Bir ürün ya da hizmet aldığımız süre boyunca kimi zaman desteğe ihtiyaç duyuyor, kimi zaman ise memnun olduğumuz ya da olmadığımız konularda görüşlerimizi paylaşıyoruz. İhtiyaç duyduğumuzda desteğini esirgemeyen, görüşlerimizi bildirdiğimizde bunu nasıl değerlendirdikleri ve bu konuda ne yapacakları konusunda bizi bilgilendiren markaları tercih ediyoruz.
Kullanıcı deneyimi tasarımı deyince aklımıza çoğu zaman kaba taslak arabirim eskizleri, bazen ise deneyimin akışını görselleştiren diyagramlar geliyor. Kullanıcılarımıza sunduğumuz deneyim haritasında hangi öğelerin yukarıda sözünü ettiğimiz değerler konusunda algı oluşturduğunu bilmeden hareket etmek ise oldukça yüzeysel bir yaklaşım. Üstelik markalar tüketicilerini “hedef kitle” adı verilen geniş kapsamlı gruplar olarak ele alırken, kullanıcının yaşayacağı deneyimi tasarlarken çok daha detaylı bir profil oluşturma yaklaşımı içine girmek durumundayız. Personalar burada yardımımıza koşuyor ve doğru bir deneyimsel kimlik oluşturabilmemiz için yolumuzu aydınlatıyor.
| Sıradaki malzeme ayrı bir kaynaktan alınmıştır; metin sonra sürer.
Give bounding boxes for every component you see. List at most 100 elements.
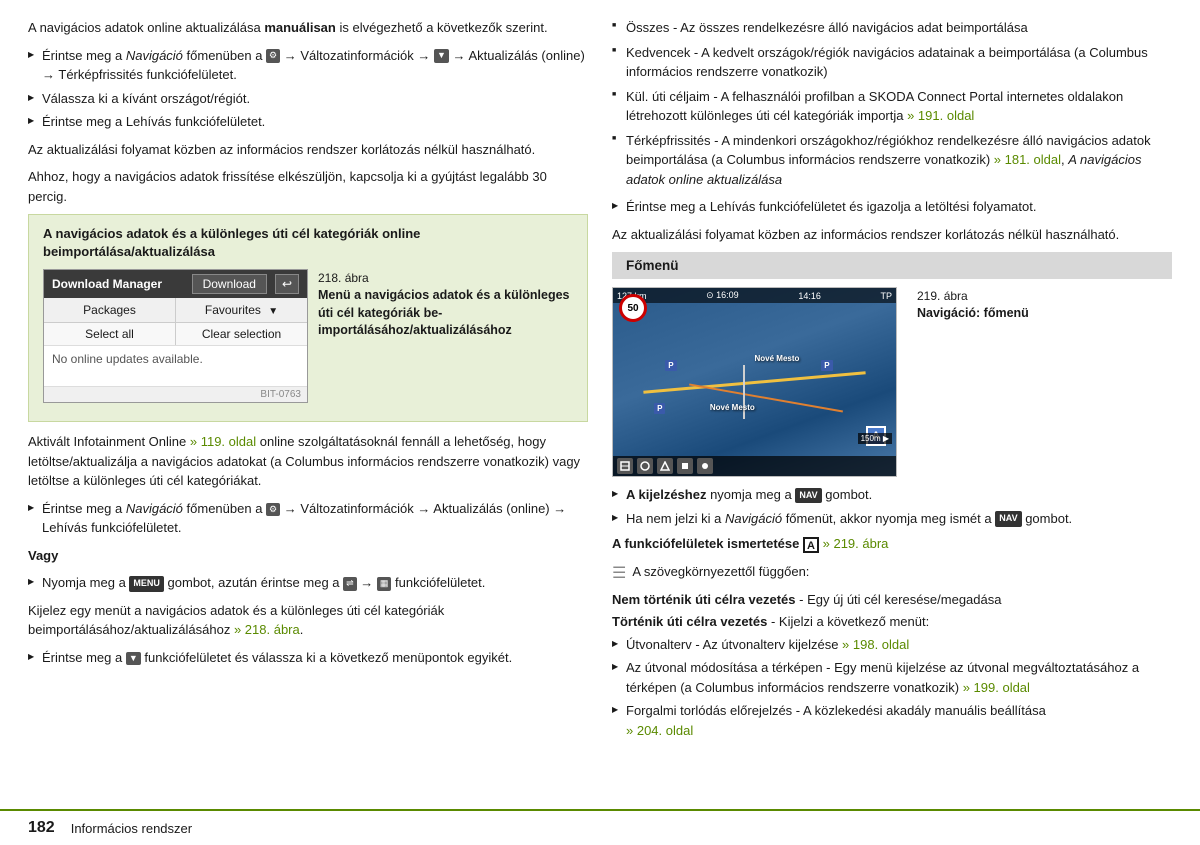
fig218-caption: 218. ábra Menü a navigácios adatok és a … bbox=[318, 269, 573, 340]
link-181[interactable]: » 181. oldal bbox=[994, 152, 1061, 167]
download-manager: Download Manager Download ↩ Packages Fav… bbox=[43, 269, 308, 403]
footer-page-num: 182 bbox=[28, 819, 55, 837]
right-bullet-3: Kül. úti céljaim - A felhasználói profil… bbox=[612, 87, 1172, 126]
dropdown-arrow-icon: ▼ bbox=[268, 306, 278, 317]
left-para5: Kijelez egy menüt a navigácios adatok és… bbox=[28, 601, 588, 640]
nav-clock-display: 14:16 bbox=[798, 291, 821, 301]
dm-tab-packages[interactable]: Packages bbox=[44, 298, 176, 322]
link-219[interactable]: » 219. ábra bbox=[823, 536, 889, 551]
context-icon: ☰ bbox=[612, 562, 626, 586]
section-box-gray: Főmenü bbox=[612, 252, 1172, 279]
link-218[interactable]: » 218. ábra bbox=[234, 622, 300, 637]
right-para1: Az aktualizálási folyamat közben az info… bbox=[612, 225, 1172, 245]
dm-download-button[interactable]: Download bbox=[192, 274, 267, 294]
nem-line: Nem történik úti célra vezetés - Egy új … bbox=[612, 590, 1172, 610]
nav-icon-4[interactable] bbox=[677, 458, 693, 474]
left-para4: Aktivált Infotainment Online » 119. olda… bbox=[28, 432, 588, 491]
left-bullet-5: Nyomja meg a MENU gombot, azután érintse… bbox=[28, 573, 588, 593]
dm-tab-favourites[interactable]: Favourites ▼ bbox=[176, 298, 307, 322]
link-119[interactable]: » 119. oldal bbox=[190, 434, 256, 449]
nav-roads: P P P Nové Mesto Nové Mesto bbox=[643, 338, 866, 446]
left-bullet-6: Érintse meg a ▼ funkciófelületet és vála… bbox=[28, 648, 588, 668]
nav-time-display: ⊙ 16:09 bbox=[706, 290, 739, 301]
sub-bullet-list: Útvonalterv - Az útvonalterv kijelzése »… bbox=[612, 635, 1172, 741]
nav-bullet-list: A kijelzéshez nyomja meg a NAV gombot. H… bbox=[612, 485, 1172, 528]
arrow-icon: ▼ bbox=[434, 49, 449, 63]
nav-speed-badge: 50 bbox=[619, 294, 647, 322]
nav-icon-3[interactable] bbox=[657, 458, 673, 474]
dm-back-button[interactable]: ↩ bbox=[275, 274, 299, 294]
bold-manually: manuálisan bbox=[264, 20, 336, 35]
sub-bullet-3: Forgalmi torlódás előrejelzés - A közlek… bbox=[612, 701, 1172, 740]
footer-bar: 182 Informácios rendszer bbox=[0, 809, 1200, 845]
dm-bit-label: BIT-0763 bbox=[44, 386, 307, 402]
left-bullet-list-3: Nyomja meg a MENU gombot, azután érintse… bbox=[28, 573, 588, 593]
link-204[interactable]: » 204. oldal bbox=[626, 723, 693, 738]
fig218-num: 218. ábra bbox=[318, 269, 573, 287]
dm-header: Download Manager Download ↩ bbox=[44, 270, 307, 298]
map-label-2: Nové Mesto bbox=[710, 403, 755, 412]
nem-rest: - Egy új úti cél keresése/megadása bbox=[796, 592, 1002, 607]
nav-bullet-2: Ha nem jelzi ki a Navigáció főmenüt, akk… bbox=[612, 509, 1172, 529]
nav-top-bar: 127 km ⊙ 16:09 14:16 TP bbox=[613, 288, 896, 303]
nav-btn-2: NAV bbox=[995, 511, 1021, 527]
nav-map-bg: 127 km ⊙ 16:09 14:16 TP 50 bbox=[613, 288, 896, 476]
link-199[interactable]: » 199. oldal bbox=[963, 680, 1030, 695]
clear-selection-action[interactable]: Clear selection bbox=[176, 323, 307, 345]
link-198[interactable]: » 198. oldal bbox=[842, 637, 909, 652]
fig219-caption: 219. ábra Navigáció: főmenü bbox=[907, 287, 1029, 323]
settings-icon: ⚙ bbox=[266, 49, 280, 63]
p-badge-3: P bbox=[654, 403, 665, 414]
nav-bullet-1: A kijelzéshez nyomja meg a NAV gombot. bbox=[612, 485, 1172, 505]
tort-line: Történik úti célra vezetés - Kijelzi a k… bbox=[612, 612, 1172, 632]
nav-map-image: 127 km ⊙ 16:09 14:16 TP 50 bbox=[612, 287, 897, 477]
nav-icon-1[interactable] bbox=[617, 458, 633, 474]
left-para2: Az aktualizálási folyamat közben az info… bbox=[28, 140, 588, 160]
figure-box-219: 127 km ⊙ 16:09 14:16 TP 50 bbox=[612, 287, 1172, 477]
section-gray-title: Főmenü bbox=[626, 258, 679, 273]
menu-btn-icon: MENU bbox=[129, 576, 164, 592]
context-label: A szövegkörnyezettől függően: bbox=[632, 562, 809, 582]
right-bullet-4: Térképfrissités - A mindenkori országokh… bbox=[612, 131, 1172, 190]
left-bullet-3: Érintse meg a Lehívás funkciófelületet. bbox=[28, 112, 588, 132]
section-box-main: A navigácios adatok és a különleges úti … bbox=[28, 214, 588, 422]
right-bullet-list-2: Érintse meg a Lehívás funkciófelületet é… bbox=[612, 197, 1172, 217]
wifi-icon: ⇌ bbox=[343, 577, 357, 591]
nav-icon-5[interactable] bbox=[697, 458, 713, 474]
sub-bullet-2: Az útvonal módosítása a térképen - Egy m… bbox=[612, 658, 1172, 697]
select-all-action[interactable]: Select all bbox=[44, 323, 176, 345]
nav-icon-2[interactable] bbox=[637, 458, 653, 474]
right-bullet-5: Érintse meg a Lehívás funkciófelületet é… bbox=[612, 197, 1172, 217]
left-column: A navigácios adatok online aktualizálása… bbox=[28, 18, 588, 795]
nav-btn-1: NAV bbox=[795, 488, 821, 504]
context-icon-row: ☰ A szövegkörnyezettől függően: bbox=[612, 562, 1172, 586]
bit-219-label: BIT-0682 bbox=[613, 476, 896, 477]
dm-title: Download Manager bbox=[52, 277, 184, 291]
left-vagy: Vagy bbox=[28, 546, 588, 566]
left-para1: A navigácios adatok online aktualizálása… bbox=[28, 18, 588, 38]
p-badge-1: P bbox=[665, 360, 676, 371]
right-bullet-list-1: Összes - Az összes rendelkezésre álló na… bbox=[612, 18, 1172, 189]
fig219-desc: Navigáció: főmenü bbox=[917, 305, 1029, 323]
right-bullet-1: Összes - Az összes rendelkezésre álló na… bbox=[612, 18, 1172, 38]
left-bullet-1: Érintse meg a Navigáció főmenüben a ⚙ → … bbox=[28, 46, 588, 85]
left-bullet-list-1: Érintse meg a Navigáció főmenüben a ⚙ → … bbox=[28, 46, 588, 132]
footer-text: Informácios rendszer bbox=[71, 821, 192, 836]
p-badge-2: P bbox=[821, 360, 832, 371]
left-para3: Ahhoz, hogy a navigácios adatok frissíté… bbox=[28, 167, 588, 206]
box-a-marker: A bbox=[803, 537, 819, 553]
fig218-desc: Menü a navigácios adatok és a különleges… bbox=[318, 287, 573, 340]
content-area: A navigácios adatok online aktualizálása… bbox=[0, 0, 1200, 805]
grid-icon: ▦ bbox=[377, 577, 392, 591]
settings2-icon: ⚙ bbox=[266, 503, 280, 517]
dm-actions: Select all Clear selection bbox=[44, 323, 307, 346]
left-bullet-4: Érintse meg a Navigáció főmenüben a ⚙ → … bbox=[28, 499, 588, 538]
map-label-1: Nové Mesto bbox=[755, 354, 800, 363]
dm-screenshot: Download Manager Download ↩ Packages Fav… bbox=[43, 269, 308, 411]
left-bullet-2: Válassza ki a kívánt országot/régiót. bbox=[28, 89, 588, 109]
figure-box-218: Download Manager Download ↩ Packages Fav… bbox=[43, 269, 573, 411]
link-191[interactable]: » 191. oldal bbox=[907, 108, 974, 123]
fig219-num: 219. ábra bbox=[917, 287, 1029, 305]
dm-content: No online updates available. bbox=[44, 346, 307, 386]
func-title: A funkciófelületek ismertetése A » 219. … bbox=[612, 534, 1172, 554]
Şimdi, yukarıdaki soruları her bir persona için tek tek sorma zamanı. Ürün ya da hizmetimizin sahip olduğu deneyimsel kimlik, sözünü ettiğimiz değerleri bütün personalarımızın algısında yaratabiliyor mu? Kullanıcı ve tüketici kavramları, sanıyoruz tam olarak bu noktada farklılaşıyor.
Yazımızı küçük bir egzersizle tamamlayalım.
Son günlerde kullandığınız bir ürünü ya da aldığınız bir hizmeti, sahip olduğu deneyimsel kimlik açısından değerlendirebilir misiniz? Size yukarıdaki değerlerin hangilerini ne ölçüde sunuyor?